Delhi High Court:Teens educated on importance of consent


The Delhi High Court has instructed the Delhi State Legal Services Authority (DSLSA) to develop an educational program aimed at informing teenagers about the legal consequences of sharing intimate content on social media or the internet without the consent of the other party involved. The court’s decision came in response to numerous cases in which victims reported being sexually abused due to their partners capturing inappropriate videos or photos of their relationships and then threatening to post them online.Justice Swarana Kanta Sharma, who presided over the case, highlighted the alarming trend of using such videos and photographs to blackmail and continue the sexual abuse of victims. The court acknowledged that even young boys have fallen prey to such exploitation.

The order was issued while denying bail to a person named Sakib Ahmed.According to the allegations, Ahmed established a relationship with a minor girl three years ago. In January-February 2021, he allegedly engaged in physical relations with her and threatened to publicly share a video of the incident if she spoke out. It was further claimed that Ahmed had repeated this behavior a year ago and was now pressuring the girl to convert her religion and marry him. The applicant was also accused of pelting eggs and stones at the girl’s house.Ahmed’s counsel argued that the relationship was consensual and he was being falsely accused. However, after examining the evidence, Justice Sharma concluded that the accused not only engaged in physical relations with the girl under false pretenses of marriage but also recorded videos of these acts.

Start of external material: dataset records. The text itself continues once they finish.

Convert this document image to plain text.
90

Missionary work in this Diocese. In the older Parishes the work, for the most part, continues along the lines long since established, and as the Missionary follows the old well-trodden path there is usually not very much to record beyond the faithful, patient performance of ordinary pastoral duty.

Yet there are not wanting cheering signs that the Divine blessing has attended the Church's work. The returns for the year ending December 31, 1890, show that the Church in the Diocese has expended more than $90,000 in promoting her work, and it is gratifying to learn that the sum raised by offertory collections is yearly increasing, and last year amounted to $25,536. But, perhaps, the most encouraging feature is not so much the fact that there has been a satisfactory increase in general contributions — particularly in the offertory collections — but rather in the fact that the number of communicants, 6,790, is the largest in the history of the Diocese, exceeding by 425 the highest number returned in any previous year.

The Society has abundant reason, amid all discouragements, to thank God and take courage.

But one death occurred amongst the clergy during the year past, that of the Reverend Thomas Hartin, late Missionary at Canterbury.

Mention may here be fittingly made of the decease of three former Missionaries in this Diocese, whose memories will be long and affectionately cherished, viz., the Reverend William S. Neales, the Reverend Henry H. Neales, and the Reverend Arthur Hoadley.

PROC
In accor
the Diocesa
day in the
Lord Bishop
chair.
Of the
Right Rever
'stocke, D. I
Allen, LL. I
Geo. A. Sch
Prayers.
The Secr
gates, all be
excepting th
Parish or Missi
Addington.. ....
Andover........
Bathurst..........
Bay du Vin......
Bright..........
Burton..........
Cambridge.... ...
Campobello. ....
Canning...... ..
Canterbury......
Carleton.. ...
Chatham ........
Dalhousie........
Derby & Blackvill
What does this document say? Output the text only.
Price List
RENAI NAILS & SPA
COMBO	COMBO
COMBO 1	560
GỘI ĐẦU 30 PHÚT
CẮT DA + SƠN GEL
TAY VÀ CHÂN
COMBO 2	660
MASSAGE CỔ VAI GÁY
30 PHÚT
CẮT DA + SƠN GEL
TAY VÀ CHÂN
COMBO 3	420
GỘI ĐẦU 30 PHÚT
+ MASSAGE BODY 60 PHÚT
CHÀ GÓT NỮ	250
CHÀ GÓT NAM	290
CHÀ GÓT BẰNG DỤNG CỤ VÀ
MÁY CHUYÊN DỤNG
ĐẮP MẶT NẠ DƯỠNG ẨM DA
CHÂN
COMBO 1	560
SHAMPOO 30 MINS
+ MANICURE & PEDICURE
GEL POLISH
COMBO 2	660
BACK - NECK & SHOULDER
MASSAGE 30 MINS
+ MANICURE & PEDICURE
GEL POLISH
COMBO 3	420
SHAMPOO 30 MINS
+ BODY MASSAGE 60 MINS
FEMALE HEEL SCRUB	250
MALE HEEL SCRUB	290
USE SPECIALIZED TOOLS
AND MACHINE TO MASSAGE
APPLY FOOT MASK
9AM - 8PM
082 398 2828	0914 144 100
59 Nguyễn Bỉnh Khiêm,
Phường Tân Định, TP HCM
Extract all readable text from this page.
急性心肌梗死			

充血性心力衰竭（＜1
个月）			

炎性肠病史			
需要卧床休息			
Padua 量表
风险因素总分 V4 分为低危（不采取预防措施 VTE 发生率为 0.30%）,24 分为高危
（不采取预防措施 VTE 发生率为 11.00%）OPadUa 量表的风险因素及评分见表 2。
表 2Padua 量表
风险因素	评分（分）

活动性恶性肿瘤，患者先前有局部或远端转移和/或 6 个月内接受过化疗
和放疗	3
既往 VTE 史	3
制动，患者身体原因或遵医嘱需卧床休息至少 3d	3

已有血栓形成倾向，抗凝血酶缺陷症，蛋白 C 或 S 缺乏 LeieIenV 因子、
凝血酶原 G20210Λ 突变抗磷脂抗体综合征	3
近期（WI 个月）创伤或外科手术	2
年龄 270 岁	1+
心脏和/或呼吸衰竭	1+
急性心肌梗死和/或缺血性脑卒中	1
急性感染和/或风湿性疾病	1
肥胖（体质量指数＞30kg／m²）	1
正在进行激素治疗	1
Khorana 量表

The court emphasized that this was not a case of consensual adolescent love, as the accused had resorted to abuse, blackmail, inducement, threat, and violence to coerce the girl into converting her religion and marrying him against her will.Given the severity of the offense and the accused’s continuous threats and blackmail, the court declined to grant bail, stating that charges were yet to be framed and the girl had yet to be examined. The decision reflects the court’s commitment to protecting victims and addressing the misuse of intimate content in cases of sexual abuse and exploitation.